His soon-to-be-unveiled San Francisco Regional center is still waiting on final government approval, but Henderson has already been lining up investors to participate in the program.

He spends a third of his year in China and has done business there for decades. Armed with an international network of business relationships and a quirky charisma, Henderson has won over people like Mao Huajun, low profile but extremely wealthy potential investors with sights on America.

Although more than 20 regional centers are certified to do work in Southern California, only a handful are operating in the Bay Area — although applications for more regional centers are in the pipeline.

Featured prominently on the website of the Synergy Regional Center are two prominent local figures: former Mayor Willie Brown and former Redevelopment Commission member Benny Yee.

The website has pictures of the Synergy management "meeting former San Francisco Mayor Willie Brown, to discuss about how EB-5 investment can stimulate the local economy."

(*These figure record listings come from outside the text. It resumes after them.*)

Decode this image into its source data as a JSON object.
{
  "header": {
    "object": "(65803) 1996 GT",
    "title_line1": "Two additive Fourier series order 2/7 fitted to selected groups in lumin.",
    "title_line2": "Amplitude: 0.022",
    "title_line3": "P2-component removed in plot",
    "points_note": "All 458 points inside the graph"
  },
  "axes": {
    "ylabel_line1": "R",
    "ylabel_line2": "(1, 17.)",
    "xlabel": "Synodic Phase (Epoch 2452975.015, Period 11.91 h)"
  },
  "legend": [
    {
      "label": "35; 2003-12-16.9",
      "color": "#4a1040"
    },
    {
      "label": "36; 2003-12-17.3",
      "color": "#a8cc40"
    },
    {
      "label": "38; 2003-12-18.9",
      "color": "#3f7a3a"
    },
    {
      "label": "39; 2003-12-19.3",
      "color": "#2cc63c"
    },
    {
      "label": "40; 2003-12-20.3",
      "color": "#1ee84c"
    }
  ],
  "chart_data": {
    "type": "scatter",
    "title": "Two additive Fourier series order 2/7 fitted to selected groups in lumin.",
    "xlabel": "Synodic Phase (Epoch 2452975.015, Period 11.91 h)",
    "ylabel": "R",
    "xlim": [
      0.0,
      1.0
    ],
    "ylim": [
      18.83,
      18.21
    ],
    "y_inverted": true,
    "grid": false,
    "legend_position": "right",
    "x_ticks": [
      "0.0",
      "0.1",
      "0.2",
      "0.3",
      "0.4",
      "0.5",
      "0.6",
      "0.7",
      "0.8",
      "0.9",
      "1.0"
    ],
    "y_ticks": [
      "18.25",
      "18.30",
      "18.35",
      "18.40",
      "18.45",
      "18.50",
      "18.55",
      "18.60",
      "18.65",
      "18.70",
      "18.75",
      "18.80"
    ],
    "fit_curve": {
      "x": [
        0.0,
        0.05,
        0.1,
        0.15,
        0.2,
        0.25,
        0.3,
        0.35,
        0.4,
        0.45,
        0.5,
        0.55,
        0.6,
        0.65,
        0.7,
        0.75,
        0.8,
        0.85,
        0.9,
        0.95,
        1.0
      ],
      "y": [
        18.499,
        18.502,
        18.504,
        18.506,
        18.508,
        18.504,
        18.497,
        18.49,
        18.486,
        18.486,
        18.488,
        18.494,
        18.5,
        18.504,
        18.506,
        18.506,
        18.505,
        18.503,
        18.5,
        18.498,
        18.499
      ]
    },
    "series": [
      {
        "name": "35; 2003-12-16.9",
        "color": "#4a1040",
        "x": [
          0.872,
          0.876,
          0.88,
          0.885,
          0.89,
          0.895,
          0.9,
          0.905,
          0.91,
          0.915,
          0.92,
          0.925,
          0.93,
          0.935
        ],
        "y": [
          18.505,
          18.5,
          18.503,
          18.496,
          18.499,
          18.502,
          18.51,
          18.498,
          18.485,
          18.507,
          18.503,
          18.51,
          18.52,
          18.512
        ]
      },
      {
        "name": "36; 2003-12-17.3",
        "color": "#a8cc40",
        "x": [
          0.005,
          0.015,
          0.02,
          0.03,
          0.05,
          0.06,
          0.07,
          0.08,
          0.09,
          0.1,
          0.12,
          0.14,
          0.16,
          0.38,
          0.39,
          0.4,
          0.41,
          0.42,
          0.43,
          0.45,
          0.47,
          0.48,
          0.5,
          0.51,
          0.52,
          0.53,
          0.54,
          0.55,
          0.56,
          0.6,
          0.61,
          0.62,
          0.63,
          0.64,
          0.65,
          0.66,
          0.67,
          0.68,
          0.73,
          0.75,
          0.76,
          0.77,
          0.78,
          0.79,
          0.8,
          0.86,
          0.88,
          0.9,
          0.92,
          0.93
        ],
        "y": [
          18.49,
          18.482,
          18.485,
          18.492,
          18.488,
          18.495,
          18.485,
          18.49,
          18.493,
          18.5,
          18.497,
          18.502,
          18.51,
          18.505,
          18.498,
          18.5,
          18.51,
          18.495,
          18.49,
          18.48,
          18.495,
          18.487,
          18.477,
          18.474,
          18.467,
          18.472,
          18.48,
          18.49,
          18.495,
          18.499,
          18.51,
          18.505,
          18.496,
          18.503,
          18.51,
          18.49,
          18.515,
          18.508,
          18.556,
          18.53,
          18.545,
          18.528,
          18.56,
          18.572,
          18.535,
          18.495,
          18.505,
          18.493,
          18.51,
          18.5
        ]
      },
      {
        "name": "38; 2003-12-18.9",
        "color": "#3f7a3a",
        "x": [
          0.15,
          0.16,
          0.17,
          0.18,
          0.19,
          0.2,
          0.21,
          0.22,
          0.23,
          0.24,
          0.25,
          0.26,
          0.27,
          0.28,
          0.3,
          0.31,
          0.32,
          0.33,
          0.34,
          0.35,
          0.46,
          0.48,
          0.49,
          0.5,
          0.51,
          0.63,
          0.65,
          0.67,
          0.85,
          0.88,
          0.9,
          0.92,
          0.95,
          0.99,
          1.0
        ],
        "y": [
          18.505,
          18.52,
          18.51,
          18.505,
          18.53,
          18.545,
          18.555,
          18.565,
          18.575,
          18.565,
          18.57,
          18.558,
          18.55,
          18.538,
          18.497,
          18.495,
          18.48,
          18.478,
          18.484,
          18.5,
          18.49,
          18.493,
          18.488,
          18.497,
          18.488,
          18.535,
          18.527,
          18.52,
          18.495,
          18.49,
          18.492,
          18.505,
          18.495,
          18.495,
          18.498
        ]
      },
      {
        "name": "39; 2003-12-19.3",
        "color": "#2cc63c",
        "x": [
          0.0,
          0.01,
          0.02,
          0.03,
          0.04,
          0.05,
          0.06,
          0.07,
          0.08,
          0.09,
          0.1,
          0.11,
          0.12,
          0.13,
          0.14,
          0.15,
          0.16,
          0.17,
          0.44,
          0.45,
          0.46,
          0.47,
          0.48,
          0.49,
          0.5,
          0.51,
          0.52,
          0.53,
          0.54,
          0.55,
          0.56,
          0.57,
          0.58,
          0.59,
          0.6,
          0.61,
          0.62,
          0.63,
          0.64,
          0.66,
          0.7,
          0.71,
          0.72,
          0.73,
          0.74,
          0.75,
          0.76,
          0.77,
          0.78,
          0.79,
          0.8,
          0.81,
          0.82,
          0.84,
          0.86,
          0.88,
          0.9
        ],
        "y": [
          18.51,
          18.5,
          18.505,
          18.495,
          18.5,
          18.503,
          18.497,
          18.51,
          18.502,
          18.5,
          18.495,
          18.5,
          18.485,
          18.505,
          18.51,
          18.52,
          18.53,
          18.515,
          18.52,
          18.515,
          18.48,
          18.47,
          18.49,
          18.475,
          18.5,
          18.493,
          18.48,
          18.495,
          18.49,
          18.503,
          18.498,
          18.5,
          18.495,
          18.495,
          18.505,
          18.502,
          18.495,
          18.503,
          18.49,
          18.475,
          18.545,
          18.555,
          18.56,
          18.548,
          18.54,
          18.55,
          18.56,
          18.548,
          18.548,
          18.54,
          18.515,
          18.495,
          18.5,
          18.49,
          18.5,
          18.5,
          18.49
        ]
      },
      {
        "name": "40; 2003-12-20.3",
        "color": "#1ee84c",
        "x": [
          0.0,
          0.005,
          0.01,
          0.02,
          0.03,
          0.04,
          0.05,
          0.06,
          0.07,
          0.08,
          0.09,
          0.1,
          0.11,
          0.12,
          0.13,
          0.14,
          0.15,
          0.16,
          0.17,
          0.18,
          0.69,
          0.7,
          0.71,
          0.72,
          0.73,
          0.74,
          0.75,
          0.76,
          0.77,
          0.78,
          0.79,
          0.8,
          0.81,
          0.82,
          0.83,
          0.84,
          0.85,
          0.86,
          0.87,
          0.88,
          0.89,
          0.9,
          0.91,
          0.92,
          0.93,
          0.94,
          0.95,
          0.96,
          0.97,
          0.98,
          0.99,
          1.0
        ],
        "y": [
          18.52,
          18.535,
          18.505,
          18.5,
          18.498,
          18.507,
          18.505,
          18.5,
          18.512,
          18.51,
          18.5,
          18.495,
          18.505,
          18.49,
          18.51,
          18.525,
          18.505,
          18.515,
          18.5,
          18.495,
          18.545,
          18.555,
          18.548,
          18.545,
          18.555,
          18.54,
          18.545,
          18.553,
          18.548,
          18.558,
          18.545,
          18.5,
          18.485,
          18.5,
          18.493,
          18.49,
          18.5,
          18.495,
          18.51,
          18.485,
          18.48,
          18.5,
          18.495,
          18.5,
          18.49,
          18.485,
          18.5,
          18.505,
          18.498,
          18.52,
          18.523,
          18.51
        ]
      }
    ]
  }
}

Yee is listed as one of six principals at the firm. He didn’t return our phone calls seeking comment. Neither did Brown (who, to be fair, may have simply been part of a photo op since it appears the picture was taken at a fund-raising event for his institute).

According to Synergy CEO Simon Jung, Yee joined after initially "giving [Jung] advice on how to do business. He can help us bring deals in San Francisco we don’t have access to otherwise."

James Falaschi heads the Bay Area Regional Center in Oakland. His website that features three potential projects — all real estate developments in downtown and east Oakland.

Sunfield Development is the company building at the Fox Uptown and at Seminary and Ninth streets, two of the projects the Bay Area Regional center is working on. Sunfield CEO Sid Afshar said EB-5 is "a very good idea because it is a win-win for everyone."

The new player on the scene is Henderson, and he is unveiling an EB-5 vision with a lot of promise.

Mao was bombarded with options when he first heard of EB-5. As a savvy businessman, he was wary of jumping into something sketchy. Through an interpreter, he told us he went with Henderson because he "can see the way Tom is doing this business is transparent, so [he] know[s] the step by step."

Henderson has yet to reveal what his projects will be, but he says they are all businesses, not real estate projects. He said all the companies he is setting up will inhabit industries the city has identified as central to Oakland’s economic growth.
"I was born in Oakland. I work in Oakland. I live in Oakland," he said. "I won’t do projects that don’t create direct jobs."